Le livre de Fatoumata Bernadette Sonko, « Femmes sous silence au Sénégal : une fabrique du patriarcat », publié aux éditions L’Harmattan en 2023, aborde la lancinante question de la place des femmes dans la société sénégalaise et plus précisément dans la sphère médiatique. En effet, si le discours sur les femmes est davantage relayé par les médias, le rapport de ces derniers dans leur pratique avec le genre n’a pas été jusque-là questionné. Ainsi en posant la problématique du genre dans le monde du journalisme, Bernadette Sonko renouvelle d’emblée les études sur le genre dans notre société. Ainsi c’est son préfacier, le professeur émérite Jean-Jacques Cheval qui rend compte sans équivoque de la problématique centrale de l’ouvrage.
D’après lui, « Femmes sous silence au Sénégal : une fabrique du patriarcat » s’interroge sur la façon dont les médias sénégalais contribuent à la perpétuation d’un système patriarcal, en plaçant les femmes sous silence afin de maintenir une domination sociale et culturelle masculine. Cette question, Fatoumata Bernadette Sonko y répond avec une démarche scientifique rigoureuse, tout en assumant un certain engagement. En analysant la mise sous « silence radio » des femmes à travers le prisme de la domination masculine et des violences qui leur sont faites, l’auteure se positionne en opposition directe à l’hégémonie masculine. Son objectif, tel que le souligne son préfacier, est de faire en sorte que « la société sénégalaise ne demeure pas une société où seuls palabrent les hommes, une société de silence imposé aux femmes ».

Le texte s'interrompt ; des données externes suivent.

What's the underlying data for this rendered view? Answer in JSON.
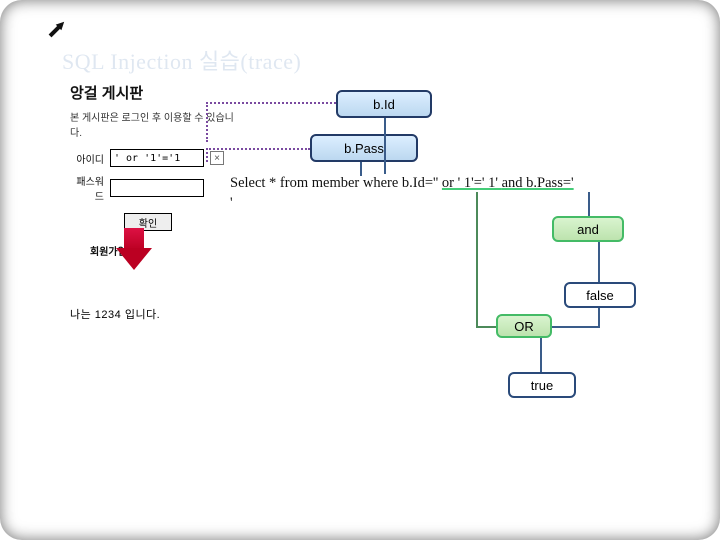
{
  "title": "SQL Injection 실습(trace)",
  "panel": {
    "title": "앙걸 게시판",
    "note": "본 게시판은 로그인 후 이용할 수 있습니다.",
    "id_label": "아이디",
    "id_value": "' or '1'='1",
    "pw_label": "패스워드",
    "pw_value": "",
    "ok_label": "확인",
    "signup_label": "회원가입"
  },
  "result": "나는 1234 입니다.",
  "boxes": {
    "bid": "b.Id",
    "bpass": "b.Pass",
    "and": "and",
    "false": "false",
    "or": "OR",
    "true": "true"
  },
  "sql": {
    "pre": "Select * from member where b.Id='' ",
    "or": "or ' 1'=' 1' ",
    "and": "and b.Pass='",
    "tail": "'"
  },
  "icons": {
    "clear": "×"
  }
}
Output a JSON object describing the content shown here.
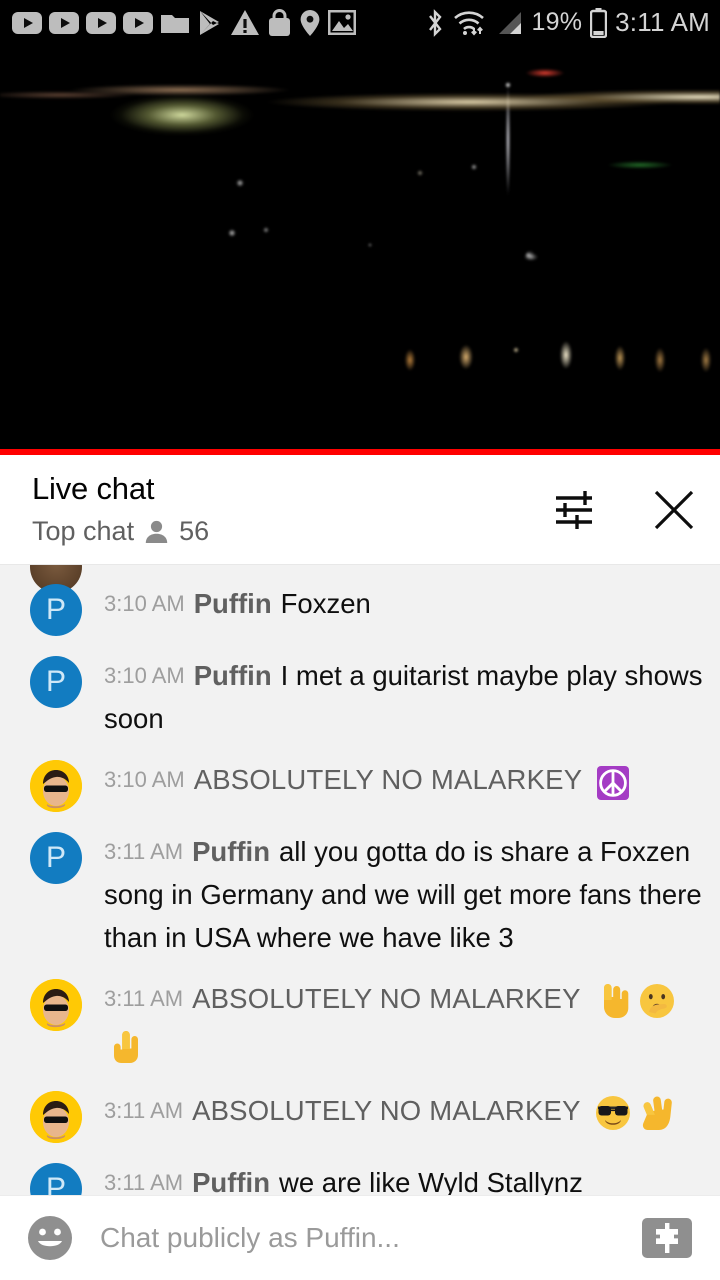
{
  "status_bar": {
    "time": "3:11 AM",
    "battery_percent": "19%",
    "left_icons": [
      "youtube-icon",
      "youtube-icon",
      "youtube-icon",
      "youtube-icon",
      "folder-icon",
      "play-store-icon",
      "warning-triangle-icon",
      "shopping-bag-icon",
      "location-pin-icon",
      "image-icon"
    ],
    "right_icons": [
      "bluetooth-icon",
      "wifi-icon",
      "cellular-signal-icon",
      "battery-icon"
    ]
  },
  "video": {
    "progress_percent": 100,
    "progress_color": "#ff0000",
    "description": "night cityscape with lights"
  },
  "chat_header": {
    "title": "Live chat",
    "mode": "Top chat",
    "viewer_count": "56",
    "settings_icon": "tune-sliders-icon",
    "close_icon": "close-icon"
  },
  "messages": [
    {
      "time": "3:10 AM",
      "author": "Puffin",
      "author_style": "normal",
      "avatar": "P",
      "avatar_type": "letter",
      "text": "Foxzen",
      "emojis": []
    },
    {
      "time": "3:10 AM",
      "author": "Puffin",
      "author_style": "normal",
      "avatar": "P",
      "avatar_type": "letter",
      "text": "I met a guitarist maybe play shows soon",
      "emojis": []
    },
    {
      "time": "3:10 AM",
      "author": "ABSOLUTELY NO MALARKEY",
      "author_style": "caps",
      "avatar": "face-sunglasses",
      "avatar_type": "photo",
      "text": "",
      "emojis": [
        "peace-symbol-emoji"
      ]
    },
    {
      "time": "3:11 AM",
      "author": "Puffin",
      "author_style": "normal",
      "avatar": "P",
      "avatar_type": "letter",
      "text": "all you gotta do is share a Foxzen song in Germany and we will get more fans there than in USA where we have like 3",
      "emojis": []
    },
    {
      "time": "3:11 AM",
      "author": "ABSOLUTELY NO MALARKEY",
      "author_style": "caps",
      "avatar": "face-sunglasses",
      "avatar_type": "photo",
      "text": "",
      "emojis": [
        "point-down-emoji",
        "shushing-face-emoji",
        "point-up-emoji"
      ]
    },
    {
      "time": "3:11 AM",
      "author": "ABSOLUTELY NO MALARKEY",
      "author_style": "caps",
      "avatar": "face-sunglasses",
      "avatar_type": "photo",
      "text": "",
      "emojis": [
        "sunglasses-face-emoji",
        "victory-hand-emoji"
      ]
    },
    {
      "time": "3:11 AM",
      "author": "Puffin",
      "author_style": "normal",
      "avatar": "P",
      "avatar_type": "letter",
      "text": "we are like Wyld Stallynz",
      "emojis": []
    }
  ],
  "input_bar": {
    "emoji_icon": "smiley-face-icon",
    "placeholder": "Chat publicly as Puffin...",
    "value": "",
    "superchat_icon": "dollar-bill-icon"
  },
  "colors": {
    "accent_red": "#ff0000",
    "avatar_blue": "#127cc1",
    "avatar_yellow": "#ffc905",
    "chat_bg": "#f2f2f2"
  }
}
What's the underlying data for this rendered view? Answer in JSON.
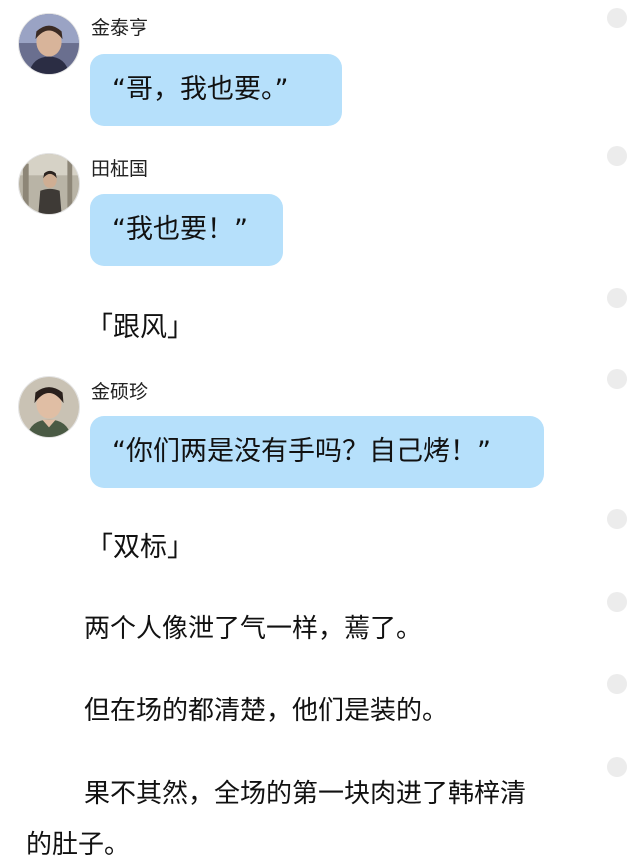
{
  "messages": [
    {
      "speaker": "金泰亨",
      "text": "“哥，我也要。”",
      "avatar": "avatar-taehyung"
    },
    {
      "speaker": "田柾国",
      "text": "“我也要！”",
      "avatar": "avatar-jungkook",
      "tag": "「跟风」"
    },
    {
      "speaker": "金硕珍",
      "text": "“你们两是没有手吗？自己烤！”",
      "avatar": "avatar-jin",
      "tag": "「双标」"
    }
  ],
  "narration": [
    "两个人像泄了气一样，蔫了。",
    "但在场的都清楚，他们是装的。",
    "果不其然，全场的第一块肉进了韩梓清",
    "的肚子。"
  ],
  "colors": {
    "bubble": "#b6e0fb",
    "dot": "#ececec",
    "text": "#111111"
  },
  "icons": {
    "comment_dot": "gray-circle-icon"
  }
}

Dès lors, pour étayer son propos, Fatoumata Bernadette Sonko s’appuie sur une étude approfondie des pratiques médiatiques dans plusieurs organes de presse. Son analyse couvre les journaux Le Soleil, Walfadjri et Sud Quotidien, ainsi que trois radios (Radio Sénégal Internationale, Sud FM et Rfm) et trois chaînes de télévision (Tfm, Rts et 2Stv). En combinant ces observations à des sources orales et écrites, elle arrive à un constat sans appel : « L’actualité, dans les journaux, s’écrit sans les femmes. Sur les ondes, le « silence radio » fonctionne à merveille », affirme-t-elle. « L’actualité dans les journaux s’écrit sans les femmes » Poursuivant son analyse, l’auteure donne un premier exemple : la marginalisation systématique des femmes à la télévision, où elles sont cernées par des « écrans d’invisibilité ». Cette exclusion est amplifiée, selon elle, par « une socialisation différenciée, un effacement des femmes de la mémoire collective et des dispositions juridiques défavorables à leur pleine participation à la sphère publique ».
A ce titre Bernadette Sonko souligne la portion congrue réservée aux femmes dans les sphères décisionnelles pour conforter son argumentaire. Et sur ce point, elle n’y va pas avec le dos de la cuillère : « Les responsabilités et les sphères de décisions restent acquises très majoritairement aux hommes, sauf exception, les emplois de base restent le lot des femmes journalistes, les promotions, reconnaissances demeurent hypothétiques. Qui plus est, elles sont assignées à une actualité, des sujets, des domaines conformes aux traditionnelles places « genrées » qui leur reviennent dans la société », écrit-elle. C’est ce qu’elle appelle le « Mussor de verre » que les femmes ont du mal à déplacer et qui les invisibilisent. Cette invisibilité, pour elle, ne se limite pas au seul domaine médiatique, car elle est le résultat d’une construction sociale et historique ancrée dans des contingences religieuses et culturelles, consolidant ainsi un ordre patriarcal dominant.
Ainsi en mettant en exergue, dans son ouvrage les préjugés qui persistent au sein de l’inconscient collectif sénégalais dont résulte la place subalterne des femmes dans les médias à travers « l’analyse des rapports de genre, l’impact de la socialisation, la place des femmes dans l’histoire et le droit, ainsi que les traces de matriarcat », l’ouvrage de Bernadette Sonko rend compte parfaitement de l’hégémonisme masculin dans notre société dont les médias ne sont que les relayeurs. En somme, l’auteure dénonce le fait que la marginalisation des femmes « dans la sphère médiatique ne fait que refléter leur position subalterne dans les autres secteurs de la vie active ». Face à ce constat, elle lance un appel à « une remise en cause profonde, pour déconstruire un silence qui dépasse largement le champ des médias ». Dr Fatoumata Bernadette Sonko est professeure au Centre d’Études des Sciences et Techniques de l’Information (Cesti) à l’Université Cheikh Anta Diop de Dakar (Ucad). Avec cet ouvrage, elle apporte une contribution essentielle au débat sur la place des femmes dans l’espace médiatique et, plus largement, dans la société sénégalaise.